Pour sa part, la Commission de Bruxelles juge difficile un report au-delà du 23 mai, date du début des élections européennes, en raison de «graves risques juridiques et politiques pour l'UE». Mais les chefs d'Etat et de gouvernement pourraient voir les choses différemment. Les Vingt-Sept pourraient différer leur décision à la semaine prochaine, à quelque jours de l'expiration du préavis de l'article 50, le 29 mars. Londres doit également faire approuver au Parlement une modification de la date de sortie de l'UE, inscrite dans un texte de loi.

La dirigeante britannique a cédé à la pression des membres eurosceptiques de son gouvernement qui l'ont menacée mardi d'une démission en cas d'extension longue du processus. «En tant que première ministre, je ne suis pas prête à reporter le Brexit au-delà du 30 juin», leur a-t-elle concédé, mercerdi, lors de la séance de questions hebdomadaire à la Chambre des communes. Implicitement, cela pourrait signifier qu'elle ne resterait pas à son poste dans un autre cas de figure.

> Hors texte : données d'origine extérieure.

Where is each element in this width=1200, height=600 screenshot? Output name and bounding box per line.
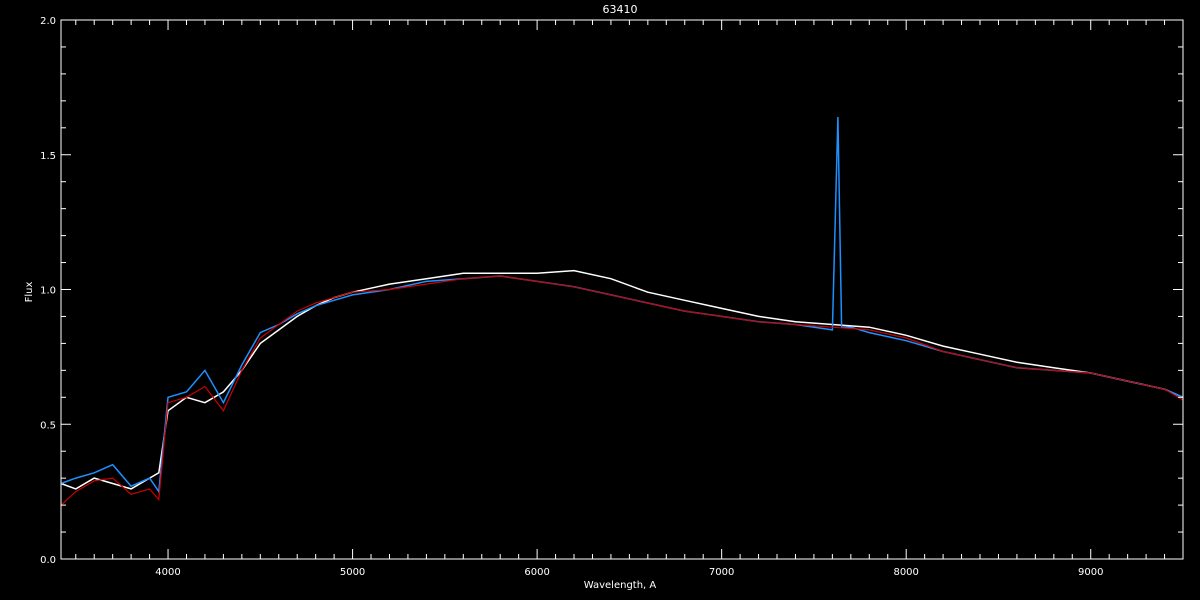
- x-tick-label: 9000: [1078, 567, 1103, 578]
- x-tick-label: 7000: [709, 567, 734, 578]
- y-tick-label: 0.0: [40, 555, 56, 566]
- y-tick-label: 2.0: [40, 16, 56, 27]
- y-tick-label: 1.5: [40, 151, 56, 162]
- spectrum-chart: 63410 4000 5000 6000 7000 8000 9000 0.0 0.5 1.0 1…: [0, 0, 1200, 600]
- y-tick-label: 1.0: [40, 286, 56, 297]
- x-axis-label: Wavelength, A: [584, 580, 657, 591]
- y-axis-label: Flux: [24, 282, 35, 303]
- x-tick-label: 5000: [340, 567, 365, 578]
- x-tick-label: 6000: [524, 567, 549, 578]
- y-tick-label: 0.5: [40, 420, 56, 431]
- x-tick-label: 8000: [893, 567, 918, 578]
- x-tick-label: 4000: [155, 567, 180, 578]
- chart-background: [0, 0, 1200, 600]
- chart-title: 63410: [603, 3, 638, 16]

Selon elle, la nécessité en cas d'extension longue de prendre part aux élections européennes ne serait pas conforme au vote des Britanniques pour quitter l'UE, il y a exactement 1000 jours.

« Trahison du peuple britannique »

Reste que, fidèle à son habitude, c'est un nouveau revirement sous la contrainte qu'elle a opéré, après avoir assuré à 108 reprises que «le Royaume-Uni sortira le 29 mars 2019». «Si vous persistez à retarder le Brexit, vous trahirez le vote du peuple britannique. Si vous ne le faites pas, vous honorerez sa décision. C'est entièrement entre vos mains. L'histoire vous jugera», l'a admonestée le député conservateur eurosceptique Peter Bone.

Pour Theresa May, la Chambre des communes «a passé trop de temps à débattre de l'Europe, il est temps qu'elle mette en œuvre le Brexit que le peuple mérite». Le chef de l'opposition Jeremy Corbyn dénonce une «crise nationale de grande ampleur due à l'incompétence, l'échec et l'intransigeance» de la première ministre.

Cette décision en faveur d'un report court pourrait accroître le risque de sortie sans accord. Les partisans de cette option vont sentir la pression diminuer pour les forcer à ratifier l'accord de sortie, plutôt que de devoir rester de longs mois ou plus au sein de l'UE, ce qui aurait laissé le temps à un nouveau référendum ou à une annulation du Brexit.